Joshua C. Macey
This Article traces the development of three legal rules—cost recovery for vertically integrated utilities, the requirement that regulators assess the financial viability of energy projects before issuing a certificate of public convenience and necessity, and the filed rate doctrine—that emerged out of the view that electric power companies should be shielded from market forces. It argues that important elements of these legal rules have become “zombie energy laws.” Zombie energy laws are statutes, regulations, and judicial precedents that continue to apply after their underlying economic and legal bases dissipate. Zombie energy laws were originally designed to protect consumers by, among other things, preventing utilities from exploiting their market power.
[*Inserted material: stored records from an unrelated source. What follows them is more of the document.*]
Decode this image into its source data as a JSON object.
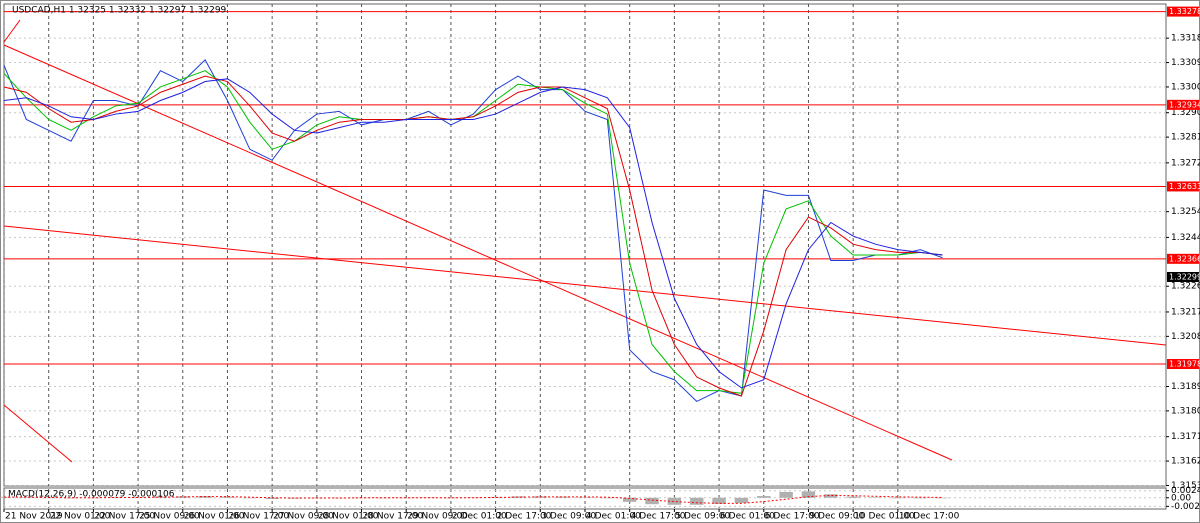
{
  "chart_data": [
    {
      "type": "line",
      "title": "USDCAD,H1 1.32325 1.32332 1.32297 1.32299",
      "xlim": [
        0,
        52
      ],
      "xticks": [
        {
          "value": 0,
          "label": "21 Nov 2019"
        },
        {
          "value": 2,
          "label": "22 Nov 01:00"
        },
        {
          "value": 4,
          "label": "22 Nov 17:00"
        },
        {
          "value": 6,
          "label": "25 Nov 09:00"
        },
        {
          "value": 8,
          "label": "26 Nov 01:00"
        },
        {
          "value": 10,
          "label": "26 Nov 17:00"
        },
        {
          "value": 12,
          "label": "27 Nov 09:00"
        },
        {
          "value": 14,
          "label": "28 Nov 01:00"
        },
        {
          "value": 16,
          "label": "28 Nov 17:00"
        },
        {
          "value": 18,
          "label": "29 Nov 09:00"
        },
        {
          "value": 20,
          "label": "2 Dec 01:00"
        },
        {
          "value": 22,
          "label": "2 Dec 17:00"
        },
        {
          "value": 24,
          "label": "3 Dec 09:00"
        },
        {
          "value": 26,
          "label": "4 Dec 01:00"
        },
        {
          "value": 28,
          "label": "4 Dec 17:00"
        },
        {
          "value": 30,
          "label": "5 Dec 09:00"
        },
        {
          "value": 32,
          "label": "6 Dec 01:00"
        },
        {
          "value": 34,
          "label": "6 Dec 17:00"
        },
        {
          "value": 36,
          "label": "9 Dec 09:00"
        },
        {
          "value": 38,
          "label": "10 Dec 01:00"
        },
        {
          "value": 40,
          "label": "10 Dec 17:00"
        }
      ],
      "ylim": [
        1.31528,
        1.33306
      ],
      "yticks": [
        {
          "value": 1.3318,
          "label": "1.33180"
        },
        {
          "value": 1.3309,
          "label": "1.33090"
        },
        {
          "value": 1.33,
          "label": "1.33000"
        },
        1.32905,
        1.32815,
        {
          "value": 1.3272,
          "label": "1.32720"
        },
        {
          "value": 1.3254,
          "label": "1.32540"
        },
        1.32445,
        1.32265,
        {
          "value": 1.3217,
          "label": "1.32170"
        },
        {
          "value": 1.3208,
          "label": "1.32080"
        },
        1.31895,
        1.31805,
        {
          "value": 1.3171,
          "label": "1.31710"
        },
        {
          "value": 1.3162,
          "label": "1.31620"
        },
        {
          "value": 1.3153,
          "label": "1.31530"
        }
      ],
      "grid": true,
      "series": [
        {
          "color": "#1f3fd6",
          "values": [
            1.3308,
            1.3288,
            1.3284,
            1.328,
            1.3295,
            1.3295,
            1.3293,
            1.3306,
            1.3302,
            1.331,
            1.3295,
            1.3277,
            1.3273,
            1.3284,
            1.329,
            1.3291,
            1.3286,
            1.3288,
            1.3288,
            1.3291,
            1.3286,
            1.329,
            1.3299,
            1.3304,
            1.3299,
            1.3299,
            1.3291,
            1.3288,
            1.3203,
            1.3195,
            1.3192,
            1.3184,
            1.3188,
            1.3186,
            1.3262,
            1.326,
            1.326,
            1.3236,
            1.3236,
            1.3238,
            1.3238,
            1.324,
            1.3237
          ]
        },
        {
          "color": "#00c000",
          "values": [
            1.3305,
            1.3296,
            1.3288,
            1.3284,
            1.3289,
            1.3293,
            1.3294,
            1.33,
            1.3303,
            1.3306,
            1.33,
            1.3287,
            1.3277,
            1.328,
            1.3286,
            1.3289,
            1.3288,
            1.3288,
            1.3288,
            1.3289,
            1.3288,
            1.3289,
            1.3295,
            1.3301,
            1.33,
            1.3299,
            1.3294,
            1.329,
            1.3235,
            1.3205,
            1.3195,
            1.3188,
            1.3188,
            1.3187,
            1.3235,
            1.3255,
            1.3258,
            1.3245,
            1.3238,
            1.3238,
            1.3238,
            1.3239,
            1.3238
          ]
        },
        {
          "color": "#e00000",
          "values": [
            1.33,
            1.3298,
            1.3292,
            1.3287,
            1.3288,
            1.3291,
            1.3293,
            1.3298,
            1.3301,
            1.3304,
            1.3302,
            1.3293,
            1.3283,
            1.328,
            1.3284,
            1.3287,
            1.3288,
            1.3288,
            1.3288,
            1.3289,
            1.3288,
            1.3289,
            1.3293,
            1.3298,
            1.33,
            1.33,
            1.3296,
            1.3292,
            1.3262,
            1.3225,
            1.3205,
            1.3193,
            1.3189,
            1.3186,
            1.321,
            1.324,
            1.3252,
            1.3248,
            1.3242,
            1.324,
            1.3239,
            1.3239,
            1.3238
          ]
        },
        {
          "color": "#2020e0",
          "values": [
            1.3295,
            1.3296,
            1.3293,
            1.3289,
            1.3288,
            1.329,
            1.3291,
            1.3295,
            1.3298,
            1.3302,
            1.3303,
            1.3298,
            1.329,
            1.3284,
            1.3283,
            1.3285,
            1.3287,
            1.3287,
            1.3288,
            1.3288,
            1.3288,
            1.3288,
            1.329,
            1.3294,
            1.3298,
            1.33,
            1.3299,
            1.3296,
            1.3285,
            1.325,
            1.3222,
            1.3205,
            1.3195,
            1.3189,
            1.3192,
            1.322,
            1.324,
            1.325,
            1.3245,
            1.3242,
            1.324,
            1.3239,
            1.3238
          ]
        }
      ],
      "levels": {
        "color": "#ff0000",
        "values": [
          1.33278,
          1.32934,
          1.32633,
          1.32366,
          1.31978
        ]
      },
      "last_price": 1.32299
    },
    {
      "type": "bar",
      "title": "MACD(12,26,9) -0.000079 -0.000106",
      "xlim": [
        0,
        52
      ],
      "ylim": [
        -0.0035,
        0.003
      ],
      "yticks": [
        0.00242,
        {
          "value": 0,
          "label": "0.00"
        },
        -0.00294
      ],
      "color": "#b0b0b0",
      "values": [
        0.0003,
        0.0002,
        0,
        -0.0002,
        0,
        0.0002,
        0.0002,
        0.0004,
        0.0005,
        0.0006,
        0.0004,
        -0.0001,
        -0.0004,
        -0.0003,
        -0.0001,
        0,
        0,
        0,
        0,
        0.0001,
        0,
        0.0001,
        0.0003,
        0.0005,
        0.0005,
        0.0004,
        0.0002,
        0,
        -0.0014,
        -0.0022,
        -0.0024,
        -0.0024,
        -0.0021,
        -0.0018,
        0.0006,
        0.002,
        0.0022,
        0.0012,
        0.0004,
        0.0001,
        0,
        0,
        -0.0001
      ],
      "series": [
        {
          "color": "#ff0000",
          "values": [
            0.0002,
            0.0002,
            0.0001,
            0,
            0,
            0.0001,
            0.0001,
            0.0002,
            0.0003,
            0.0004,
            0.0004,
            0.0002,
            0,
            -0.0001,
            -0.0001,
            -0.0001,
            0,
            0,
            0,
            0,
            0,
            0,
            0.0001,
            0.0002,
            0.0003,
            0.0003,
            0.0003,
            0.0002,
            -0.0002,
            -0.0008,
            -0.0013,
            -0.0017,
            -0.0019,
            -0.0019,
            -0.0013,
            -0.0005,
            0.0004,
            0.0008,
            0.0007,
            0.0005,
            0.0003,
            0.0002,
            0.0001
          ]
        }
      ]
    }
  ]
}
Today, however, they protect incumbent fossil fuel generators and have provided the legal basis for invalidating billions of dollars of wind and solar projects. Thus, energy laws that emerged to mitigate market power abuses under the old system of utility rate regulation now entrench incumbent market power and are impeding the transition to a cleaner energy system. In this way, zombie energy laws are protecting incumbent energy companies from traditional tort, contract, and antitrust laws that prevent firms operating in ordinary industries from acting anticompetitively.
This Article concludes by arguing that the Federal Power Act, which instructs the Federal Energy Regulatory Commission to maintain “just and reasonable” wholesale rates, can plausibly be read to mitigate—and, in some cases, eliminate—the market distortions caused by zombie energy laws. The Act’s meaning should be construed to fit the market structure to which it is being applied.